In addition to the rigorous academic program and collaborative environment between world-class researchers, Fawcett noted that one of the most important components for their successful application was the focus on promoting diversity within the new discipline.
“The key to our success, according to the debriefing we received from NSF, was our strong focus on immersive education of a diverse community of students in this emerging area of research,” said Fawcett. “In particular, we committed to supporting a substantial number of trainees who are women or underrepresented minorities. The reviewers noted that we were already a highly effective group of researchers committed to this exciting field, and hoped that an NRT traineeship grant would help us to expand workforce diversity and serve as a national model for graduate education in the interdisciplinary field.”

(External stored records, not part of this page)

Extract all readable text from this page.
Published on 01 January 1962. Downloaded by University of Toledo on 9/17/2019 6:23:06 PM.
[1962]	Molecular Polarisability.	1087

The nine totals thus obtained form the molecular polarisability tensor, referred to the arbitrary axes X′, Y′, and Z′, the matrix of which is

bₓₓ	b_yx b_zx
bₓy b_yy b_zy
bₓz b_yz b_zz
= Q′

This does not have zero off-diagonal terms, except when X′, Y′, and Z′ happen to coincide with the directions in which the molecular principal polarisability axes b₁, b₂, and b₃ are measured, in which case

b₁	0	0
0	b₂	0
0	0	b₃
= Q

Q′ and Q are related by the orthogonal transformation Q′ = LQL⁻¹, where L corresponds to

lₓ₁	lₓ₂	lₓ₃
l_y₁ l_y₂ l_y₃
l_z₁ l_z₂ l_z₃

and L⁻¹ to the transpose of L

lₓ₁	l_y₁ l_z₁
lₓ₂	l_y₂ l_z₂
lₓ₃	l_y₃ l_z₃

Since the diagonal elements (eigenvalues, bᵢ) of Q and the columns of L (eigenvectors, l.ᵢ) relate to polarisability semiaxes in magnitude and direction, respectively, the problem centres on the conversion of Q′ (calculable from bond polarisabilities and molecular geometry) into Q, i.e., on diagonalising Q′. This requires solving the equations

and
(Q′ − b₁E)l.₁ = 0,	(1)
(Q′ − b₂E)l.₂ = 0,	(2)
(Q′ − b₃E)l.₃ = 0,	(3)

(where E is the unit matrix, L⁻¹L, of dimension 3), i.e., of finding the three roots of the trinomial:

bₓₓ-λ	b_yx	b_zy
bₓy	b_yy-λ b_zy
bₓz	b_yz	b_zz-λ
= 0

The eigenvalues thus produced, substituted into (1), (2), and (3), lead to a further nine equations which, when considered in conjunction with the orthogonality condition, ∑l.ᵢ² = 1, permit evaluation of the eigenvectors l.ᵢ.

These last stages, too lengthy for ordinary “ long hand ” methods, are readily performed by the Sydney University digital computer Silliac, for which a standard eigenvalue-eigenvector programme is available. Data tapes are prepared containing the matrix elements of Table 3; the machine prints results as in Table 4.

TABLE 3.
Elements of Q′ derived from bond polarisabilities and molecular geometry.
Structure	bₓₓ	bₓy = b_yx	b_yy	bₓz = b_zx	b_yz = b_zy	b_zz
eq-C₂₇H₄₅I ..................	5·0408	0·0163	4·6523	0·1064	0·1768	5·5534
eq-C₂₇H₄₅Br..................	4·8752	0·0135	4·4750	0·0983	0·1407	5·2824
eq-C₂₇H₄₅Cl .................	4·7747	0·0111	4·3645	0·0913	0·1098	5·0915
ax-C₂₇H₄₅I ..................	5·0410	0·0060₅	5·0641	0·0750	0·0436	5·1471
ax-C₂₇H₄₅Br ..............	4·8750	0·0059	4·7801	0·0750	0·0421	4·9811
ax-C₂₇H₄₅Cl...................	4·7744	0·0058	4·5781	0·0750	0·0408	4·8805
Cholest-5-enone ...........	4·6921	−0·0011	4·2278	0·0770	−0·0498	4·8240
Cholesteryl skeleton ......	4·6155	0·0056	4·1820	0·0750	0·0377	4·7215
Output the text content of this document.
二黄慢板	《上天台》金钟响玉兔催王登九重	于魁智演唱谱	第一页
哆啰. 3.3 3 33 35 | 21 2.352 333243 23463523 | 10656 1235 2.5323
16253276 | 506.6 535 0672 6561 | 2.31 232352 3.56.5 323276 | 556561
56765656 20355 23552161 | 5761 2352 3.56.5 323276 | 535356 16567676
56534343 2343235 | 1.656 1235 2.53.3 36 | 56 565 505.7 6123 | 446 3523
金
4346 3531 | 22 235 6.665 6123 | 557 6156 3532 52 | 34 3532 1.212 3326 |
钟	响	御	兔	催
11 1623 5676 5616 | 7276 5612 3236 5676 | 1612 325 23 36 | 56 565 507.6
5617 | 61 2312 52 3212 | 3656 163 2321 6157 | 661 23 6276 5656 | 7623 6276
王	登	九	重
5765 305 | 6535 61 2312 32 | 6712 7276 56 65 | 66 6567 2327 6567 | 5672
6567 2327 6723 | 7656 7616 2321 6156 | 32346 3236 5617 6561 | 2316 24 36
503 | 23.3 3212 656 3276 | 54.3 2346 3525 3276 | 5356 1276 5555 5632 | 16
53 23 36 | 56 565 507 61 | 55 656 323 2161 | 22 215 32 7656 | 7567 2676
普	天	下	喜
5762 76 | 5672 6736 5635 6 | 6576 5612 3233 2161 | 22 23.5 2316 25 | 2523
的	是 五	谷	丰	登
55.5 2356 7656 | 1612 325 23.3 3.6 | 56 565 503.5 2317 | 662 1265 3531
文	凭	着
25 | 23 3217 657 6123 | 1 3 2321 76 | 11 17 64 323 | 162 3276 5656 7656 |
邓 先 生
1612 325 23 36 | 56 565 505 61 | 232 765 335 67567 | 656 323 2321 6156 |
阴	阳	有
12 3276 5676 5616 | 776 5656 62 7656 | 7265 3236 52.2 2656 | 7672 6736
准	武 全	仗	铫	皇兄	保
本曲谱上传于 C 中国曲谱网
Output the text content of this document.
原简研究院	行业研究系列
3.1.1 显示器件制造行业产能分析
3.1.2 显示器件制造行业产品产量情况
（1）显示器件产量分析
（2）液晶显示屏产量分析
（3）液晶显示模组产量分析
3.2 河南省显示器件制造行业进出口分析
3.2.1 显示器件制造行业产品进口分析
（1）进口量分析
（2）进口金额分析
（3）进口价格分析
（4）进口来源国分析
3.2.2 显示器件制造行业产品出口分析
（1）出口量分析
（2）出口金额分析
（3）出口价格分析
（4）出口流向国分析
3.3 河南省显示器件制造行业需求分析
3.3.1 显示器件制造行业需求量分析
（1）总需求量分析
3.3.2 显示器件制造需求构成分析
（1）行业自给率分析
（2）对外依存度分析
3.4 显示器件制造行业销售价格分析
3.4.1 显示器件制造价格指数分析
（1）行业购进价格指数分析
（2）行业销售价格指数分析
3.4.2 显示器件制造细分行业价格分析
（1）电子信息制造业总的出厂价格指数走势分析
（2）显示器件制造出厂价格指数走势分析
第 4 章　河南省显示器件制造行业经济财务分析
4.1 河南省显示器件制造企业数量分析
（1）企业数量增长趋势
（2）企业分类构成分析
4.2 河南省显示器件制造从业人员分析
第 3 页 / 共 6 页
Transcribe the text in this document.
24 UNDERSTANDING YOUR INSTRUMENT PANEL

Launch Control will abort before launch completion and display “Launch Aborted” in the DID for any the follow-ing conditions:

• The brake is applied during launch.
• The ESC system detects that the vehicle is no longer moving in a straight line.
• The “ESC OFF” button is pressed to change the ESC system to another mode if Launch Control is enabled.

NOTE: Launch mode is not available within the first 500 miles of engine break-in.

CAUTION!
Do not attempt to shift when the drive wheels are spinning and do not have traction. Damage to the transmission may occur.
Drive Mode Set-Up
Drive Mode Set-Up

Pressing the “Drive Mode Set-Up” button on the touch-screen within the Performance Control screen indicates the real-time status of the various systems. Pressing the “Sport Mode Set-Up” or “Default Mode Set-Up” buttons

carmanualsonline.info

In addition to working in conjunction with the mission of the Business Innovation Center, the program aligns with the Photonics Center’s NSF-funded Industry/University Cooperative Research Center on Biophotonics Sensors and Systems, which connects neurophotonics faculty with leading industry researchers to pursue applied research based on academic discoveries. The program will be added to the new National Science Foundation Alliances for Graduate Education and the Professoriate award that seeks to advance knowledge and improve pathways to the professoriate and success for historically underrepresented minority students
“The NSF grant recognizes our commitment to continuing to diversify our training programs in science and engineering,” says Professor Catherine Klapperich (BME, ME, MSE), associate dean for research. “It is very exciting because the program will build on the longstanding strengths at BU in photonics and neuroscience.”